Dimbleby half right on BBC management
There was something quite blissful about David Dimbleby’s contribution to today’s BBC Today programme (12 November 2012). He said the BBC was over-managed, and that such organisations as the BBC and NHS spawned bureaucracies. The paradox here is that he doesn’t grasp that one reason that the NHS and the BBC are alike is that they are both state-sponsored behemoths with monolithic tendencies.
It is worth saying that even if the BBC or the NHS is over-managed, the real term to use is “badly-managed”. Any organisation, large or small, needs good management. But creative and caring organisations face a special problem: the “sharp-end” of professionals despises management as mechanical, obstructionist dullards. Chris Patten seems to have been spot-on when he remarked on the Andrew Marr Show something to the effect that too many editorial and creative people in the BBC did not realise that they were, actually, in management and – he implied – needed to grow up and accept the fact. Tangentially, it is worth agreeing with Patience Wheatcroft’s remark on today’s Today show that it was absurd that the BBC should have a compliance department when – she said in terms – compliance with journalistic standards is the disciplinary half of what editors do for a living.
It is worth adding that even a right-winger like me, who is primed to suspect state-sponsored organisations, cannot reach for the idea that no organisations should be state-sponsored. I am a fan of the idea of a Civil Service, for instance. And it should be obvious that since I am a fan of good management I am a fan of bureaucracy: I merely stress that both should be as lean and smart as possible.
And yet there is a logic to my delight that a Dimbleby should compare the BBC to the NHS. My book, “Scrap the BBC!”, argued that we should get rid of the BBC partly because it would be easy to do and a good rehearsal for getting rid of the NHS. And they both needed to be scrapped because services should not be provided by huge, nationalised, tax-funded organisations if at all possible. The existence of such bodies, funded in that way, infantilises society. The BBC and the NHS make cowards and children of us all. The BBC aunties us and the NHS nannies us.
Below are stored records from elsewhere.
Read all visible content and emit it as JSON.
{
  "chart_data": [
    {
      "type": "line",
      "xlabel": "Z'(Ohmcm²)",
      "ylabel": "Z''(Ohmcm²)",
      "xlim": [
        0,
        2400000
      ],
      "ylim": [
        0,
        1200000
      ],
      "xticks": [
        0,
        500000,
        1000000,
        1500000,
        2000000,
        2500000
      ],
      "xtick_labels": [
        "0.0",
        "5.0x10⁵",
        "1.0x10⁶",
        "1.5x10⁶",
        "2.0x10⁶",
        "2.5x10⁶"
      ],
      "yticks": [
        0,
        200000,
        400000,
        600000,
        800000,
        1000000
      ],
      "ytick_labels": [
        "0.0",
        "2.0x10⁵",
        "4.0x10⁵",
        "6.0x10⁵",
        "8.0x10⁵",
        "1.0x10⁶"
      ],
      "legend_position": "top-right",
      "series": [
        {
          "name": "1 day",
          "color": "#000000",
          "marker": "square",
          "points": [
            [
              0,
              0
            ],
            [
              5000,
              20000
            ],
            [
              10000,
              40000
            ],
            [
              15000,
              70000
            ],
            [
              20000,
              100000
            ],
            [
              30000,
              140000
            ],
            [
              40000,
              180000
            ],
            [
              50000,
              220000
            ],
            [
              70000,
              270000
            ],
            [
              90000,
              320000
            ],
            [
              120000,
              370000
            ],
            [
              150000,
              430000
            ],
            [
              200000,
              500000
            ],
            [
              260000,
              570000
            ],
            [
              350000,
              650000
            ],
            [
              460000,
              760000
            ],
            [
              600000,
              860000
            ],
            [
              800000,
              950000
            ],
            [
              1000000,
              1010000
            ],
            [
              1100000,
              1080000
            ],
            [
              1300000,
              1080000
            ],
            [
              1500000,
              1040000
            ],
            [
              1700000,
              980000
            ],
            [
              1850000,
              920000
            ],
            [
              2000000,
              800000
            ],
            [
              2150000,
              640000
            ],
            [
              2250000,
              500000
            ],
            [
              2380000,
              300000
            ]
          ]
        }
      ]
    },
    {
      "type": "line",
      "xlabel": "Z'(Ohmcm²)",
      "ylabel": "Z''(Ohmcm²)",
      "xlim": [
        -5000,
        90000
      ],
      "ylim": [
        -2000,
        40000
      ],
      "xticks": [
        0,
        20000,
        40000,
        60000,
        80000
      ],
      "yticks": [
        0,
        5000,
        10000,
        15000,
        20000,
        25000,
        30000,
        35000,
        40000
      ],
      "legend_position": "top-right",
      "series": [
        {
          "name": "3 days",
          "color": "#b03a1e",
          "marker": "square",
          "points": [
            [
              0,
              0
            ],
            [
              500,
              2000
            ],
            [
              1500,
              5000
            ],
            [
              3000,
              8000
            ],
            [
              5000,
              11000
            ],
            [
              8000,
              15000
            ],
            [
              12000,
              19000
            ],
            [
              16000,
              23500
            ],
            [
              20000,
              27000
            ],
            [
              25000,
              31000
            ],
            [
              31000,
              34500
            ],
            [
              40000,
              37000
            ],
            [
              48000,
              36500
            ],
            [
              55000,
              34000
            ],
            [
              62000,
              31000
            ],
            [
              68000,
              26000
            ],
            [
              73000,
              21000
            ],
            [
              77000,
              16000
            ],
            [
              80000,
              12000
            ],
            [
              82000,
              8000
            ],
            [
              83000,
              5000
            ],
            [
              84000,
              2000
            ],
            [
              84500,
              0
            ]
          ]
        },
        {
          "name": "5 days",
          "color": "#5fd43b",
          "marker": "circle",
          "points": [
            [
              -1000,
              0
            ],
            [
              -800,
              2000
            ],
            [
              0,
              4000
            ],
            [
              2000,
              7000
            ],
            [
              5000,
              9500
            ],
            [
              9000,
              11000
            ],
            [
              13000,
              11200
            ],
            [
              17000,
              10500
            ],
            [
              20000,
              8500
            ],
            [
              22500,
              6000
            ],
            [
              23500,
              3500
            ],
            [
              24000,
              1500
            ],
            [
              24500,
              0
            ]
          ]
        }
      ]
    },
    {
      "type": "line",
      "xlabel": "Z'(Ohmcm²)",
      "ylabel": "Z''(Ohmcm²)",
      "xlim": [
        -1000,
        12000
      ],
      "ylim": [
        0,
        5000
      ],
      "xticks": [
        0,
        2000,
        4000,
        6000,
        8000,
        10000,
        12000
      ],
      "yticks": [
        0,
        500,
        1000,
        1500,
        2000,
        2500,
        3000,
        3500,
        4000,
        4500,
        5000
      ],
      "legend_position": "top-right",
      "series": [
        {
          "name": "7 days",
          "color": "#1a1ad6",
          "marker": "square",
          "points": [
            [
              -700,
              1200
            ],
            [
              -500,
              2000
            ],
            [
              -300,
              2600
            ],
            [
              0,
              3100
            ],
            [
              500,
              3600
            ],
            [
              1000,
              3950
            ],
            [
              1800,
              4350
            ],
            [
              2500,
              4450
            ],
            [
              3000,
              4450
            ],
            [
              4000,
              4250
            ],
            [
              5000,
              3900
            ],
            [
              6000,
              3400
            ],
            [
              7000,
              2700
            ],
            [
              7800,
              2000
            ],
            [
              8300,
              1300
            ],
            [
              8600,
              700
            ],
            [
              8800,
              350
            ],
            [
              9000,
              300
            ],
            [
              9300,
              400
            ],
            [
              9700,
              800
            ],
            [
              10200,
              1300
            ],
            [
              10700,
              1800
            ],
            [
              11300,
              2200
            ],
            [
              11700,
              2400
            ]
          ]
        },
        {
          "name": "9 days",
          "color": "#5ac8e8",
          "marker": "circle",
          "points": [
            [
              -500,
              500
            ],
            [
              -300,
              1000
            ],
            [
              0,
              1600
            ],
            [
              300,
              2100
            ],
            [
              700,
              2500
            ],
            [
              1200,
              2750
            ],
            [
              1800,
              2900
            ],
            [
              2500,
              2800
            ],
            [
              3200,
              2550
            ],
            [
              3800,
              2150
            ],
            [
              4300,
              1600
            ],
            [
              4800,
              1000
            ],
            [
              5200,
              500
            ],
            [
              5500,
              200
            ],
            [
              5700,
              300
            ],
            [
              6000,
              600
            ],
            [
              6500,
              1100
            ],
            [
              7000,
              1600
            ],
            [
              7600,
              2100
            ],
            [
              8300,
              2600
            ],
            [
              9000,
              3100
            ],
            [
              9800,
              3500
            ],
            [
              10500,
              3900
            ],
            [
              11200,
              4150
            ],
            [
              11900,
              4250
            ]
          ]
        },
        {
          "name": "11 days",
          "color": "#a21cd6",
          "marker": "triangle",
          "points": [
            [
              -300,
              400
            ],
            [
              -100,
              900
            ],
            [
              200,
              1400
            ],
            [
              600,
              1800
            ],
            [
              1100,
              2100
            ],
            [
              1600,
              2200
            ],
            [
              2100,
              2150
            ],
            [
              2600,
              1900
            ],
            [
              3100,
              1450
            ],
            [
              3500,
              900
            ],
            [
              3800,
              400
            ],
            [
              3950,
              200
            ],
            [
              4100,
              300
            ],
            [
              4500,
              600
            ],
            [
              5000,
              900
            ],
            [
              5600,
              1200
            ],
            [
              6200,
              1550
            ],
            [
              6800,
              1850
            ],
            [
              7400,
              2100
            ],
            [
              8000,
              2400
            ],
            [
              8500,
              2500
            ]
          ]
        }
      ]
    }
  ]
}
I argued in the book that the BBC was usually defended on the grounds that it was a necessary institution. But actually, I think its Dimble-oid characteristics are a big part of the harm it does. In short, we do not need the BBC because it alone can do Remembrance Sunday. Similarly, we don’t need the BBC because it alone has the institutional memory which holds the nation’s broadcasting together. Indeed, time and again the BBC has recently given us evidence that it is not good at these supposed parts of its genius, and other institutions have demonstrated they are quite good at corralling experienced talent. (By the way, the BBC’s Olympic overage was brilliant as a bread-and-circus operation for a parochial British people, but the reporting was very nearly xenophobic and certainly did no favours to the concept that Britain was playing host to the whole world for that fortnight, as Mark Thompson nearly pointed out, in what was an insight he might have had straight from Reith. I add this remark to head-off one major strand of recent BBC self-congratulation.)
Anyway, for as long as the the BBC and NHS exist, they both pose fascinating management challenges problems which everyone ought to hope will be dealt with well.